And therefore, to make an end of this Prologue, even as I give myself to a hundred panniersful of fair devils, body and soul, tripes and guts, in case that I lie so much as one single word in this whole history; after the like manner, St. Anthony’s fire burn you, Mahoom’s disease whirl you, the squinance with a stitch in your side and the wolf in your stomach truss you, the bloody flux seize upon you, the cursed sharp inflammations of wild-fire, as slender and thin as cow’s hair strengthened with quicksilver, enter into your fundament, and, like those of Sodom and Gomorrah, may you fall into sulphur, fire, and bottomless pits, in case you do not firmly believe all that I shall relate unto you in this present Chronicle.
THE SECOND BOOK.
Of the original and antiquity of the great Pantagruel.
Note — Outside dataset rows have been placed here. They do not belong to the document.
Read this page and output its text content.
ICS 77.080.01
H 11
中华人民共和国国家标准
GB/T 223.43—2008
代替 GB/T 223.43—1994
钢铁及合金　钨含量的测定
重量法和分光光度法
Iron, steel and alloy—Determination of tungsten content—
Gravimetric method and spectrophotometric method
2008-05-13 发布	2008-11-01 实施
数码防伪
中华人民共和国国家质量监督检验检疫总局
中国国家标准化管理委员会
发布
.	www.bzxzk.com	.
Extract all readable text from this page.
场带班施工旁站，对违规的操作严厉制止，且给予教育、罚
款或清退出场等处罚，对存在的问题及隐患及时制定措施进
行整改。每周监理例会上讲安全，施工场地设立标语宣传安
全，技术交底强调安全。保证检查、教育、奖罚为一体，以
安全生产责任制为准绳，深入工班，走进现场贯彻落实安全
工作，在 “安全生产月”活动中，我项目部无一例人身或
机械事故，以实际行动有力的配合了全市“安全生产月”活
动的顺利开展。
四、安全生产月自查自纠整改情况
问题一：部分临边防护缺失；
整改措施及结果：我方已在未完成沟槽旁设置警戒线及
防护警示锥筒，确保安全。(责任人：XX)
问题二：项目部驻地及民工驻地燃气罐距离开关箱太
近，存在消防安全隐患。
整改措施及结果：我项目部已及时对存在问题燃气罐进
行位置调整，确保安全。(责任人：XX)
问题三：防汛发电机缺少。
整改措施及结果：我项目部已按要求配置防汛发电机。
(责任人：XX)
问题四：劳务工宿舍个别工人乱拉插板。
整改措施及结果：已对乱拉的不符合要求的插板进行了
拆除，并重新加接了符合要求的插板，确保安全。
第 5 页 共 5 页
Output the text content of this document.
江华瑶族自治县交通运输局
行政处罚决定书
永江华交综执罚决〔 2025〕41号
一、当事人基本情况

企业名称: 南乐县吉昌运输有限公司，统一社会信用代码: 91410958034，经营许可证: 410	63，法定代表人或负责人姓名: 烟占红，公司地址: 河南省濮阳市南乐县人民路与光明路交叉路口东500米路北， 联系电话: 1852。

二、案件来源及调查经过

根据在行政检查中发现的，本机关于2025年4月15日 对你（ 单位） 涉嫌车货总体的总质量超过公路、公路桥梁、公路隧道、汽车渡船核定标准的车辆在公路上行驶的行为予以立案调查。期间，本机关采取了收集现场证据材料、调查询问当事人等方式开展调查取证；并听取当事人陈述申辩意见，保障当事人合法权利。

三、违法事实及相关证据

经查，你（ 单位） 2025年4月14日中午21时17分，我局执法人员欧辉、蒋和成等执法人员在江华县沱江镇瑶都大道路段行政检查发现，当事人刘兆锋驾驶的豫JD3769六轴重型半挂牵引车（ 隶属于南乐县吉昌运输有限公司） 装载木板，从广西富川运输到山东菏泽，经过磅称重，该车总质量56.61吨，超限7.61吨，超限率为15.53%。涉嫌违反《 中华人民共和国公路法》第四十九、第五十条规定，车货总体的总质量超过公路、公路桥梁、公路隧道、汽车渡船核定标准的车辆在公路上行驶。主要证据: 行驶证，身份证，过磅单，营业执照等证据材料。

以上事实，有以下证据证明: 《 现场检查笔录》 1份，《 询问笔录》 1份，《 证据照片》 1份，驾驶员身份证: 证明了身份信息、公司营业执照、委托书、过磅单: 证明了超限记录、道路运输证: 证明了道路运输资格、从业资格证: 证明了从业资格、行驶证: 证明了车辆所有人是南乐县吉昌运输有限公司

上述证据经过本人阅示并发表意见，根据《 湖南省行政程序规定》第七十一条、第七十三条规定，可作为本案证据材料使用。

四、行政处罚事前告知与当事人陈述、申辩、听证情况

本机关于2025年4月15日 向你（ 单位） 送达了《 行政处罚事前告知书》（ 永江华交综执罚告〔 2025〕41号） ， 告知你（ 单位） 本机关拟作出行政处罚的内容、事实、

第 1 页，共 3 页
It will not be an idle nor unprofitable thing, seeing we are at leisure, to put you in mind of the fountain and original source whence is derived unto us the good Pantagruel. For I see that all good historiographers have thus handled their chronicles, not only the Arabians, Barbarians, and Latins, but also the gentle Greeks, who were eternal drinkers. You must therefore remark that at the beginning of the world—I speak of a long time; it is above forty quarantains, or forty times forty nights, according to the supputation of the ancient Druids—a little after that Abel was killed by his brother Cain, the earth, imbrued with the blood of the just, was one year so exceeding fertile in all those fruits which it usually produceth to us, and especially in medlars, that ever since throughout all ages it hath been called the year of the great medlars; for three of them did fill a bushel. In it the kalends were found by the Grecian almanacks. There was that year nothing of the month of March in the time of Lent, and the middle of August was in May. In the month of October, as I take it, or at least September, that I may not err, for I will carefully take heed of that, was the week so famous in the annals, which they call the week of the three Thursdays; for it had three of them by means of their irregular leap-years, called Bissextiles, occasioned by the sun’s having tripped and stumbled a little towards the left hand, like a debtor afraid of sergeants, coming right upon him to arrest him: and the moon varied from her course above five fathom, and there was manifestly seen the motion of trepidation in the firmament of the fixed stars, called Aplanes, so that the middle Pleiade, leaving her fellows, declined towards the equinoctial, and the star named Spica left the constellation of the Virgin to withdraw herself towards the Balance, known by the name of Libra, which are cases very terrible, and matters so hard and difficult that astrologians cannot set their teeth in them; and indeed their teeth had been pretty long if they could have reached thither.